One of my interests is linguistics and constructed language. It could be argued that modern-day revivals of ancient languages, most notably Hebrew, are constructed.

The people behind Modern Hebrew had a very European mindset and preferred the SVO syntax of their Yiddish and German linguistic backgrounds as opposed to the VSO of the Biblical tongue. In other words, they grafted the skin of Biblical Hebrew onto the skeleton of Yiddish. Due to this syntax and other constructions unique to the modern language, if a modern-day Israeli went back in time and talked to Moses, Moses would barely be able to understand sem.

So why not apply a similar technique to the closely-related Phoencian language? The major pitfall is that linguists can only guess at how words were pronounced due to the lack of vowel markers, but if Moses would not be able to understand the modern Israeli, this point seems moot. One could apply the same vowel pointers used in both Biblical and Modern Hebrew to help the reader. Plus, it would provide a tool to those interested in the roots of their language and/or alphabet.
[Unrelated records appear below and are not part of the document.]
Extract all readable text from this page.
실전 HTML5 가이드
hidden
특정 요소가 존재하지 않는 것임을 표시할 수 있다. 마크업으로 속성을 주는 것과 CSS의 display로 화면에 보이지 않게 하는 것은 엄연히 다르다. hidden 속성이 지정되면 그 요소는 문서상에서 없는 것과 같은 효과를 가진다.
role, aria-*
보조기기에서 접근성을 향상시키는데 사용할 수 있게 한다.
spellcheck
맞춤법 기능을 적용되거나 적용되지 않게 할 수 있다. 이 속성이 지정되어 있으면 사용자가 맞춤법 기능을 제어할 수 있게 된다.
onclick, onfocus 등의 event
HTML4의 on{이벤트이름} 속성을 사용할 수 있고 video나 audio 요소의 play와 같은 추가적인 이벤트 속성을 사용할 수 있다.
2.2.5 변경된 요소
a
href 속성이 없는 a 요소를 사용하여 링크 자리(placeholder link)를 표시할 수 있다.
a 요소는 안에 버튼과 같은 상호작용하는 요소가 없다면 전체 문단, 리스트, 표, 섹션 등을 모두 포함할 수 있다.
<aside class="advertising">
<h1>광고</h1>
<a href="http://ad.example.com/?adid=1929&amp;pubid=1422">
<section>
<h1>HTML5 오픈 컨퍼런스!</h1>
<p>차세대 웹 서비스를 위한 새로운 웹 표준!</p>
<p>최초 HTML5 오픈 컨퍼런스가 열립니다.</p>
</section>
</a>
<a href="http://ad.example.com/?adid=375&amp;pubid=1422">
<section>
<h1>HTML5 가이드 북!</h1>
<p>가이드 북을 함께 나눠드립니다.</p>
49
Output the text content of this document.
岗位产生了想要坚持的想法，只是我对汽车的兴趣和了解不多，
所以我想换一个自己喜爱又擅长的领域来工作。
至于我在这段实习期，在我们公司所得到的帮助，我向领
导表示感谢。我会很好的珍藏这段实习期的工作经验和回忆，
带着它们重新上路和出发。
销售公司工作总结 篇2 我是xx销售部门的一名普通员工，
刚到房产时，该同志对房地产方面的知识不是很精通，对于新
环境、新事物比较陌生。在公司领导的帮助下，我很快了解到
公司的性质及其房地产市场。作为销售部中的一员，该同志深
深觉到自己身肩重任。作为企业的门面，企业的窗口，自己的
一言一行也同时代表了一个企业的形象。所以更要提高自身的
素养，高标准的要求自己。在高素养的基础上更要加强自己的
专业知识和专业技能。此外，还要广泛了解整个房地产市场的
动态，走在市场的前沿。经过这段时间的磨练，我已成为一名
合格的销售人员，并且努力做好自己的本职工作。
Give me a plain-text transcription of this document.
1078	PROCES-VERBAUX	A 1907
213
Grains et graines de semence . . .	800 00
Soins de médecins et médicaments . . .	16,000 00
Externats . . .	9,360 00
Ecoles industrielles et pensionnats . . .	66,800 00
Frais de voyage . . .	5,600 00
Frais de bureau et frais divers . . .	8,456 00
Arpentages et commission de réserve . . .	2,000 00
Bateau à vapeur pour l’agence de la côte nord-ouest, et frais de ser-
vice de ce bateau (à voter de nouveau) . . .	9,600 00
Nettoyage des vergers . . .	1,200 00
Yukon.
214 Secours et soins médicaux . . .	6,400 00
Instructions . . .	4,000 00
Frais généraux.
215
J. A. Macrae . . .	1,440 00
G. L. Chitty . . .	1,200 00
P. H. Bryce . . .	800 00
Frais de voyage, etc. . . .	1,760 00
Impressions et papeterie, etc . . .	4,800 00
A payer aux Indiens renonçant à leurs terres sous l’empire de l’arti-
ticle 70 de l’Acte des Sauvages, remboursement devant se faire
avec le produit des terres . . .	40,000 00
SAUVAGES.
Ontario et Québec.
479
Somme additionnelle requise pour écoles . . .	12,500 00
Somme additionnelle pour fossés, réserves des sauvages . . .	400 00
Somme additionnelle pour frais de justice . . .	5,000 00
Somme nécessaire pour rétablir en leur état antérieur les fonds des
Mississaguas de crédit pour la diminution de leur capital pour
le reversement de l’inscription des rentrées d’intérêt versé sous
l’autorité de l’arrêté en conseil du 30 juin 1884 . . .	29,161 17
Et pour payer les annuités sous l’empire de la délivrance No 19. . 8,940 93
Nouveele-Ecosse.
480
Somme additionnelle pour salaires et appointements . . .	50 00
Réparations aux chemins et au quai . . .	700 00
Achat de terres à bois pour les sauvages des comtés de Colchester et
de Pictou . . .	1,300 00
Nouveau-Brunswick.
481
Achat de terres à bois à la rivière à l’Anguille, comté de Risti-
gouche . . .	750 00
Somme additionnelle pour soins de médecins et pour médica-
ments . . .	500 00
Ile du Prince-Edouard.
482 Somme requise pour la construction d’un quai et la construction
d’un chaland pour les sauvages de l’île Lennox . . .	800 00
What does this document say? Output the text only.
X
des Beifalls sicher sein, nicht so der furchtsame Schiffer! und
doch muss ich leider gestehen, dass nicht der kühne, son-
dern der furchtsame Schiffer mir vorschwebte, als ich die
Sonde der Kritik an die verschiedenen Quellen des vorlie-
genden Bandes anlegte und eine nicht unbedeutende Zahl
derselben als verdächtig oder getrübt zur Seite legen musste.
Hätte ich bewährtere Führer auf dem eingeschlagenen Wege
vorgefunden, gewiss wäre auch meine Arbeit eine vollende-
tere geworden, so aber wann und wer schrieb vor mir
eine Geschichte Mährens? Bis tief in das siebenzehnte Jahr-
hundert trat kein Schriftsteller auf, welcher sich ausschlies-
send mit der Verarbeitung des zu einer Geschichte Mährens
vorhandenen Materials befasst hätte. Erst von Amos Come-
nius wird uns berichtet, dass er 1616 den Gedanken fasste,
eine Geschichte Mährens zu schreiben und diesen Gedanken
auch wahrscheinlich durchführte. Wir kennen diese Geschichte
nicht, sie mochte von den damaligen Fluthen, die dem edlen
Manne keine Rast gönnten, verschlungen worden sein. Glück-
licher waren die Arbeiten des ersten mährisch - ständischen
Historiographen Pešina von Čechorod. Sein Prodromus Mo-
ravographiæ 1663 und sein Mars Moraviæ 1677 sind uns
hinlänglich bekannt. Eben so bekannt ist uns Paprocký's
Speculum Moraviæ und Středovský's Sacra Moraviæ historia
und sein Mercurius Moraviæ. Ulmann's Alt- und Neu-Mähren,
So today I announce my intention to help revive the Phoenican language using the same techniques that the revivalists of Hebrew did. Please note that this is a hobby from an amateur conlanger and I do not expect anybody to start speaking it in everyday discourse. I have another language in the pipeline which I seek to use as a worldwide lingua franca and this isn’t it.

Languages should never die but they can and sometimes must evolve.